Great Notley is a village to the south-west of Braintree, Essex in England. It has an approximate population of 7,845 and became an independent civil parish on 1 April 2000 as a result of The Great Notley Parish Council Order 2000.

Archeology
Excavations in Great Notley revealed the remains of Iron Age and Roman settlements with a series of enclosures overlaid with a Roman development on the site of the Skyline Business Park, where it is thought that there was a series of occupations on the site from the late Iron Age onwards, which included brewing, farming and the production of textiles.

Estates
Great Notley was designed as a suburban development, a self-sustainable garden village composed of three distinct hamlets linked via a spine road:
 Notley Green hamlet, to the south
 Oaklands Manor hamlet, centred on a new manor house
 Panners Farm hamlet, to the north

It was built mostly by Countryside Properties, and is cited as an example of Countryside's design philosophy of 'instant maturity' and 'instant community'.
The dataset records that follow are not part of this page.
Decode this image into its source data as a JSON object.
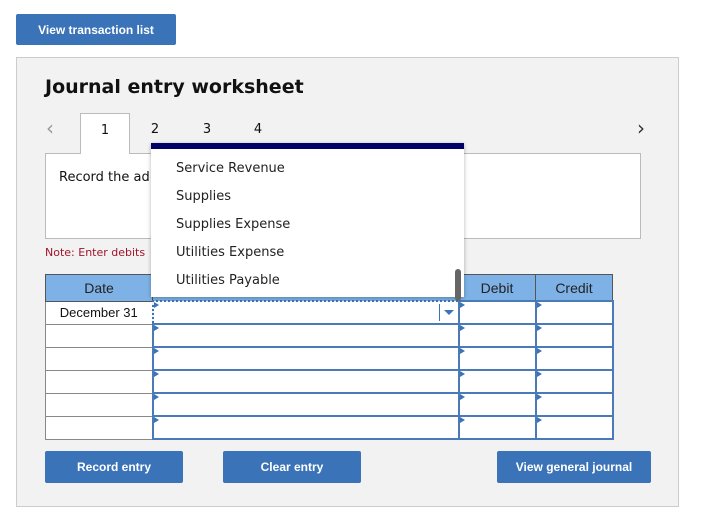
{
  "top_button": "View transaction list",
  "title": "Journal entry worksheet",
  "tabs": [
    "1",
    "2",
    "3",
    "4"
  ],
  "instruction": "Record the ad",
  "note": "Note: Enter debits",
  "table": {
    "headers": [
      "Date",
      "",
      "Debit",
      "Credit"
    ],
    "rows": [
      {
        "date": "December 31"
      },
      {
        "date": ""
      },
      {
        "date": ""
      },
      {
        "date": ""
      },
      {
        "date": ""
      },
      {
        "date": ""
      }
    ]
  },
  "dropdown": {
    "options": [
      "Service Revenue",
      "Supplies",
      "Supplies Expense",
      "Utilities Expense",
      "Utilities Payable"
    ]
  },
  "buttons": {
    "record": "Record entry",
    "clear": "Clear entry",
    "view_journal": "View general journal"
  },
  "colors": {
    "button": "#3a73b8",
    "header": "#7eb2e6",
    "dropdown_bar": "#000066"
  }
}
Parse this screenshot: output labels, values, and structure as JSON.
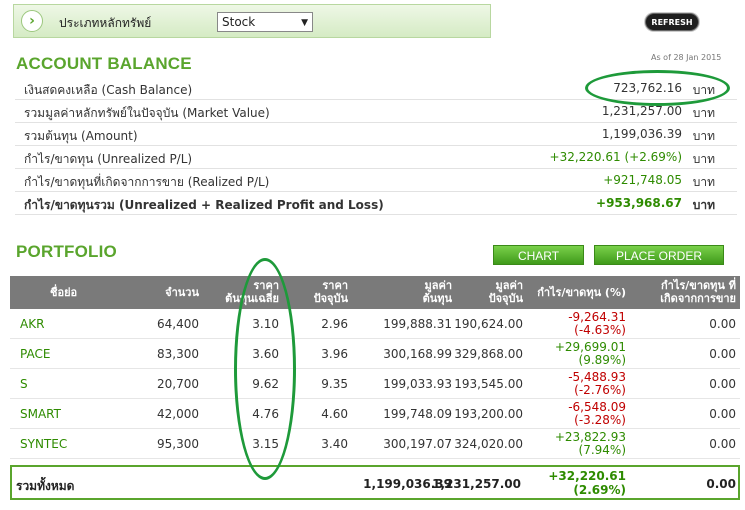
{
  "topbar": {
    "label": "ประเภทหลักทรัพย์",
    "select_value": "Stock",
    "refresh_label": "REFRESH"
  },
  "as_of": "As of 28 Jan 2015",
  "account": {
    "title": "ACCOUNT BALANCE",
    "unit": "บาท",
    "rows": [
      {
        "label": "เงินสดคงเหลือ (Cash Balance)",
        "value": "723,762.16"
      },
      {
        "label": "รวมมูลค่าหลักทรัพย์ในปัจจุบัน (Market Value)",
        "value": "1,231,257.00"
      },
      {
        "label": "รวมต้นทุน (Amount)",
        "value": "1,199,036.39"
      },
      {
        "label": "กำไร/ขาดทุน (Unrealized P/L)",
        "value": "+32,220.61 (+2.69%)"
      },
      {
        "label": "กำไร/ขาดทุนที่เกิดจากการขาย (Realized P/L)",
        "value": "+921,748.05"
      },
      {
        "label": "กำไร/ขาดทุนรวม (Unrealized + Realized Profit and Loss)",
        "value": "+953,968.67"
      }
    ]
  },
  "portfolio": {
    "title": "PORTFOLIO",
    "chart_button": "CHART",
    "order_button": "PLACE ORDER",
    "headers": {
      "symbol": "ชื่อย่อ",
      "qty": "จำนวน",
      "avg_l1": "ราคา",
      "avg_l2": "ต้นทุนเฉลี่ย",
      "mkt_l1": "ราคา",
      "mkt_l2": "ปัจจุบัน",
      "cost_l1": "มูลค่า",
      "cost_l2": "ต้นทุน",
      "mval_l1": "มูลค่า",
      "mval_l2": "ปัจจุบัน",
      "pl": "กำไร/ขาดทุน (%)",
      "rpl_l1": "กำไร/ขาดทุน ที่",
      "rpl_l2": "เกิดจากการขาย"
    },
    "rows": [
      {
        "symbol": "AKR",
        "qty": "64,400",
        "avg": "3.10",
        "mkt": "2.96",
        "cost": "199,888.31",
        "mval": "190,624.00",
        "pl": "-9,264.31",
        "pl_pct": "(-4.63%)",
        "rpl": "0.00"
      },
      {
        "symbol": "PACE",
        "qty": "83,300",
        "avg": "3.60",
        "mkt": "3.96",
        "cost": "300,168.99",
        "mval": "329,868.00",
        "pl": "+29,699.01",
        "pl_pct": "(9.89%)",
        "rpl": "0.00"
      },
      {
        "symbol": "S",
        "qty": "20,700",
        "avg": "9.62",
        "mkt": "9.35",
        "cost": "199,033.93",
        "mval": "193,545.00",
        "pl": "-5,488.93",
        "pl_pct": "(-2.76%)",
        "rpl": "0.00"
      },
      {
        "symbol": "SMART",
        "qty": "42,000",
        "avg": "4.76",
        "mkt": "4.60",
        "cost": "199,748.09",
        "mval": "193,200.00",
        "pl": "-6,548.09",
        "pl_pct": "(-3.28%)",
        "rpl": "0.00"
      },
      {
        "symbol": "SYNTEC",
        "qty": "95,300",
        "avg": "3.15",
        "mkt": "3.40",
        "cost": "300,197.07",
        "mval": "324,020.00",
        "pl": "+23,822.93",
        "pl_pct": "(7.94%)",
        "rpl": "0.00"
      }
    ],
    "total": {
      "label": "รวมทั้งหมด",
      "cost": "1,199,036.39",
      "mval": "1,231,257.00",
      "pl": "+32,220.61",
      "pl_pct": "(2.69%)",
      "rpl": "0.00"
    }
  },
  "colors": {
    "accent": "#5aa52d",
    "gain": "#2e8b00",
    "loss": "#c00000",
    "header_bg": "#7a7a7a",
    "annotation": "#1e9a3a"
  }
}
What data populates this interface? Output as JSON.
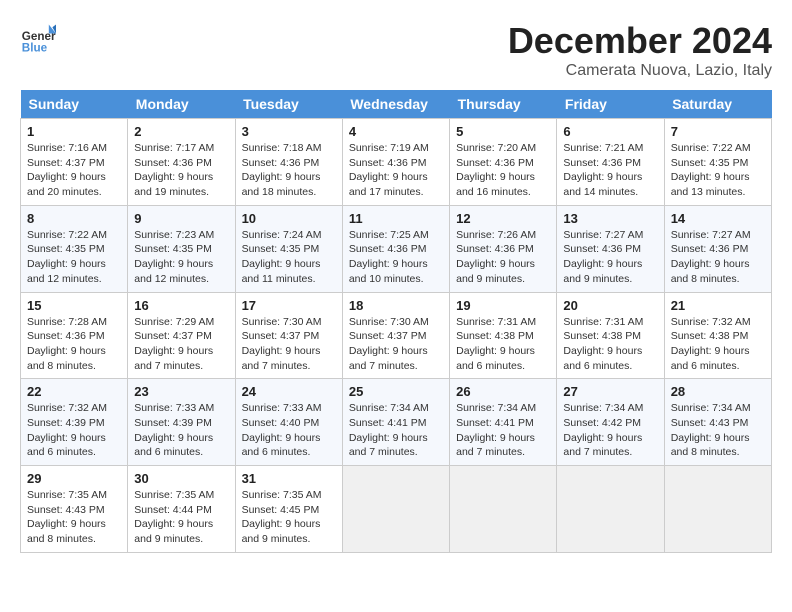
{
  "header": {
    "logo": {
      "general": "General",
      "blue": "Blue"
    },
    "title": "December 2024",
    "location": "Camerata Nuova, Lazio, Italy"
  },
  "weekdays": [
    "Sunday",
    "Monday",
    "Tuesday",
    "Wednesday",
    "Thursday",
    "Friday",
    "Saturday"
  ],
  "weeks": [
    [
      {
        "day": "1",
        "sunrise": "7:16 AM",
        "sunset": "4:37 PM",
        "daylight": "9 hours and 20 minutes"
      },
      {
        "day": "2",
        "sunrise": "7:17 AM",
        "sunset": "4:36 PM",
        "daylight": "9 hours and 19 minutes"
      },
      {
        "day": "3",
        "sunrise": "7:18 AM",
        "sunset": "4:36 PM",
        "daylight": "9 hours and 18 minutes"
      },
      {
        "day": "4",
        "sunrise": "7:19 AM",
        "sunset": "4:36 PM",
        "daylight": "9 hours and 17 minutes"
      },
      {
        "day": "5",
        "sunrise": "7:20 AM",
        "sunset": "4:36 PM",
        "daylight": "9 hours and 16 minutes"
      },
      {
        "day": "6",
        "sunrise": "7:21 AM",
        "sunset": "4:36 PM",
        "daylight": "9 hours and 14 minutes"
      },
      {
        "day": "7",
        "sunrise": "7:22 AM",
        "sunset": "4:35 PM",
        "daylight": "9 hours and 13 minutes"
      }
    ],
    [
      {
        "day": "8",
        "sunrise": "7:22 AM",
        "sunset": "4:35 PM",
        "daylight": "9 hours and 12 minutes"
      },
      {
        "day": "9",
        "sunrise": "7:23 AM",
        "sunset": "4:35 PM",
        "daylight": "9 hours and 12 minutes"
      },
      {
        "day": "10",
        "sunrise": "7:24 AM",
        "sunset": "4:35 PM",
        "daylight": "9 hours and 11 minutes"
      },
      {
        "day": "11",
        "sunrise": "7:25 AM",
        "sunset": "4:36 PM",
        "daylight": "9 hours and 10 minutes"
      },
      {
        "day": "12",
        "sunrise": "7:26 AM",
        "sunset": "4:36 PM",
        "daylight": "9 hours and 9 minutes"
      },
      {
        "day": "13",
        "sunrise": "7:27 AM",
        "sunset": "4:36 PM",
        "daylight": "9 hours and 9 minutes"
      },
      {
        "day": "14",
        "sunrise": "7:27 AM",
        "sunset": "4:36 PM",
        "daylight": "9 hours and 8 minutes"
      }
    ],
    [
      {
        "day": "15",
        "sunrise": "7:28 AM",
        "sunset": "4:36 PM",
        "daylight": "9 hours and 8 minutes"
      },
      {
        "day": "16",
        "sunrise": "7:29 AM",
        "sunset": "4:37 PM",
        "daylight": "9 hours and 7 minutes"
      },
      {
        "day": "17",
        "sunrise": "7:30 AM",
        "sunset": "4:37 PM",
        "daylight": "9 hours and 7 minutes"
      },
      {
        "day": "18",
        "sunrise": "7:30 AM",
        "sunset": "4:37 PM",
        "daylight": "9 hours and 7 minutes"
      },
      {
        "day": "19",
        "sunrise": "7:31 AM",
        "sunset": "4:38 PM",
        "daylight": "9 hours and 6 minutes"
      },
      {
        "day": "20",
        "sunrise": "7:31 AM",
        "sunset": "4:38 PM",
        "daylight": "9 hours and 6 minutes"
      },
      {
        "day": "21",
        "sunrise": "7:32 AM",
        "sunset": "4:38 PM",
        "daylight": "9 hours and 6 minutes"
      }
    ],
    [
      {
        "day": "22",
        "sunrise": "7:32 AM",
        "sunset": "4:39 PM",
        "daylight": "9 hours and 6 minutes"
      },
      {
        "day": "23",
        "sunrise": "7:33 AM",
        "sunset": "4:39 PM",
        "daylight": "9 hours and 6 minutes"
      },
      {
        "day": "24",
        "sunrise": "7:33 AM",
        "sunset": "4:40 PM",
        "daylight": "9 hours and 6 minutes"
      },
      {
        "day": "25",
        "sunrise": "7:34 AM",
        "sunset": "4:41 PM",
        "daylight": "9 hours and 7 minutes"
      },
      {
        "day": "26",
        "sunrise": "7:34 AM",
        "sunset": "4:41 PM",
        "daylight": "9 hours and 7 minutes"
      },
      {
        "day": "27",
        "sunrise": "7:34 AM",
        "sunset": "4:42 PM",
        "daylight": "9 hours and 7 minutes"
      },
      {
        "day": "28",
        "sunrise": "7:34 AM",
        "sunset": "4:43 PM",
        "daylight": "9 hours and 8 minutes"
      }
    ],
    [
      {
        "day": "29",
        "sunrise": "7:35 AM",
        "sunset": "4:43 PM",
        "daylight": "9 hours and 8 minutes"
      },
      {
        "day": "30",
        "sunrise": "7:35 AM",
        "sunset": "4:44 PM",
        "daylight": "9 hours and 9 minutes"
      },
      {
        "day": "31",
        "sunrise": "7:35 AM",
        "sunset": "4:45 PM",
        "daylight": "9 hours and 9 minutes"
      },
      null,
      null,
      null,
      null
    ]
  ]
}
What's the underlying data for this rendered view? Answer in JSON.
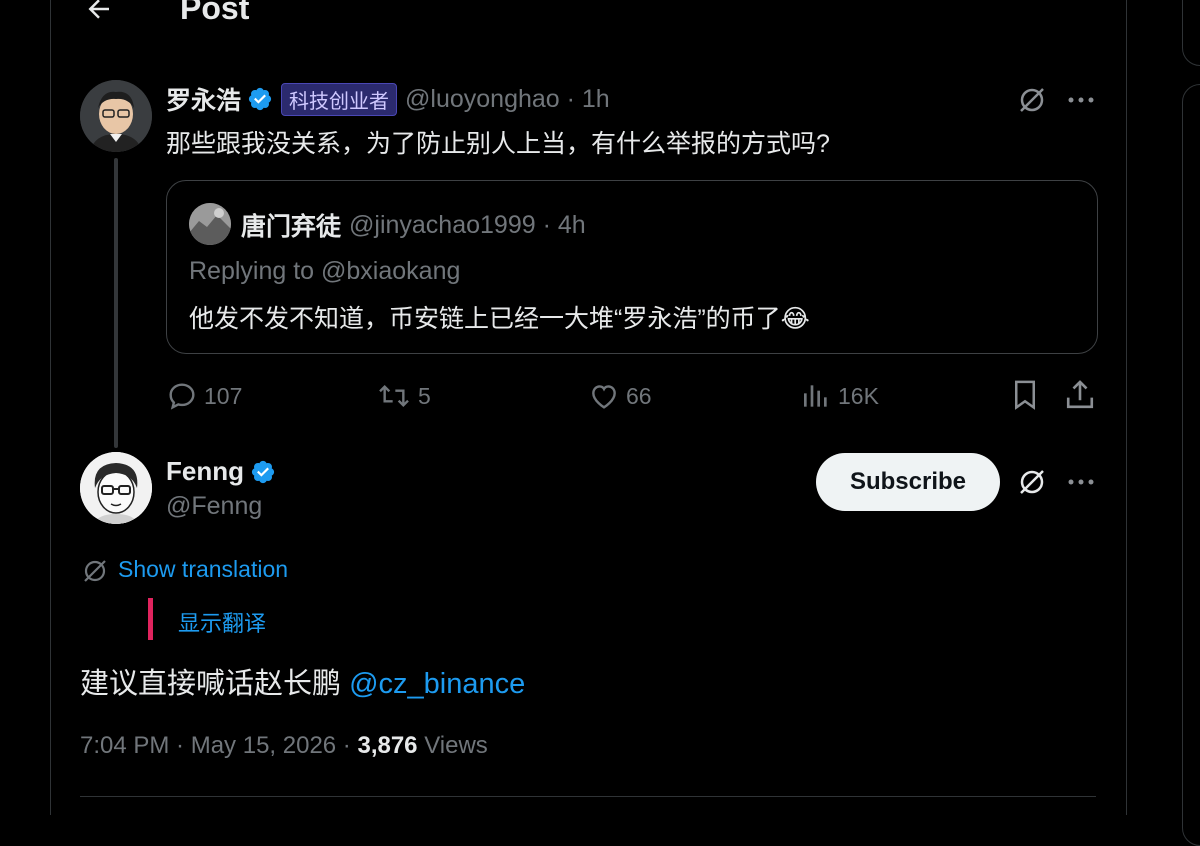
{
  "header": {
    "title": "Post"
  },
  "parent_tweet": {
    "author_name": "罗永浩",
    "affiliation_badge": "科技创业者",
    "handle": "@luoyonghao",
    "time": "1h",
    "text": "那些跟我没关系，为了防止别人上当，有什么举报的方式吗?",
    "quote": {
      "author_name": "唐门弃徒",
      "handle": "@jinyachao1999",
      "time": "4h",
      "replying_to": "Replying to @bxiaokang",
      "text": "他发不发不知道，币安链上已经一大堆“罗永浩”的币了😂"
    },
    "stats": {
      "replies": "107",
      "reposts": "5",
      "likes": "66",
      "views": "16K"
    }
  },
  "main_tweet": {
    "author_name": "Fenng",
    "handle": "@Fenng",
    "subscribe_label": "Subscribe",
    "show_translation": "Show translation",
    "translation_text": "显示翻译",
    "text": "建议直接喊话赵长鹏",
    "mention": "@cz_binance",
    "time": "7:04 PM · May 15, 2026 · ",
    "views_count": "3,876",
    "views_label": " Views"
  },
  "colors": {
    "accent": "#1d9bf0",
    "verified": "#1d9bf0",
    "background": "#000000",
    "muted": "#71767b"
  }
}
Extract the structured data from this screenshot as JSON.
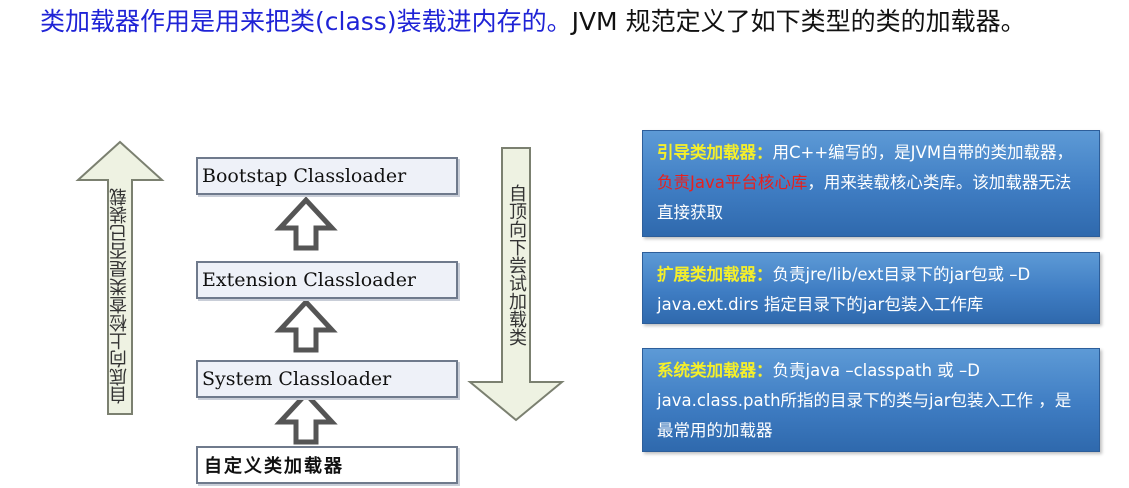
{
  "heading": {
    "highlight": "类加载器作用是用来把类(class)装载进内存的。",
    "rest": "JVM 规范定义了如下类型的类的加载器。"
  },
  "diagram": {
    "loaders": [
      "Bootstap Classloader",
      "Extension Classloader",
      "System Classloader",
      "自定义类加载器"
    ],
    "left_arrow_label": "自底向上检查类是否已装载",
    "right_arrow_label": "自顶向下尝试加载类"
  },
  "info": [
    {
      "title": "引导类加载器",
      "sep": "：",
      "text_a": "用C++编写的，是JVM自带的类加载器，",
      "text_red": "负责Java平台核心库",
      "text_b": "，用来装载核心类库。该加载器无法直接获取"
    },
    {
      "title": "扩展类加载器",
      "sep": "：",
      "text_a": "负责jre/lib/ext目录下的jar包或 –D java.ext.dirs 指定目录下的jar包装入工作库"
    },
    {
      "title": "系统类加载器",
      "sep": "：",
      "text_a": "负责java –classpath 或 –D java.class.path所指的目录下的类与jar包装入工作 ，是最常用的加载器"
    }
  ],
  "colors": {
    "heading_highlight": "#1f23d6",
    "info_title": "#f5ef2a",
    "info_red": "#e8201e",
    "info_box": "#4a86c8",
    "arrow_fill": "#eef2e2",
    "arrow_stroke": "#7b8070"
  }
}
The parish also includes the older estate of White Court, now in the centre of the village; a business park, 'Skyline120', and a  country park.

Amenities

Due to the size of Great Notley, there is little in the way of indoor entertainment facilities. Outdoor entertainment includes various playgrounds and the aforementioned country park (known as the 'Discovery Centre'), which includes outdoor play equipment, a café and water features.

There are various small businesses operating in Great Notley, including a veterinary centre, a public house (the Prince Louis), an estate agents and a tanning salon. There is also a Tesco supermarket located in the garden village, making it the third Tesco to be built within the Braintree district.

Schools
There are two schools in Great Notley; White Court Primary School and Notley Green Primary School, which was opened in 1999. The main secondary school for the area is Notley High School, which is located in the neighbouring village of Black Notley.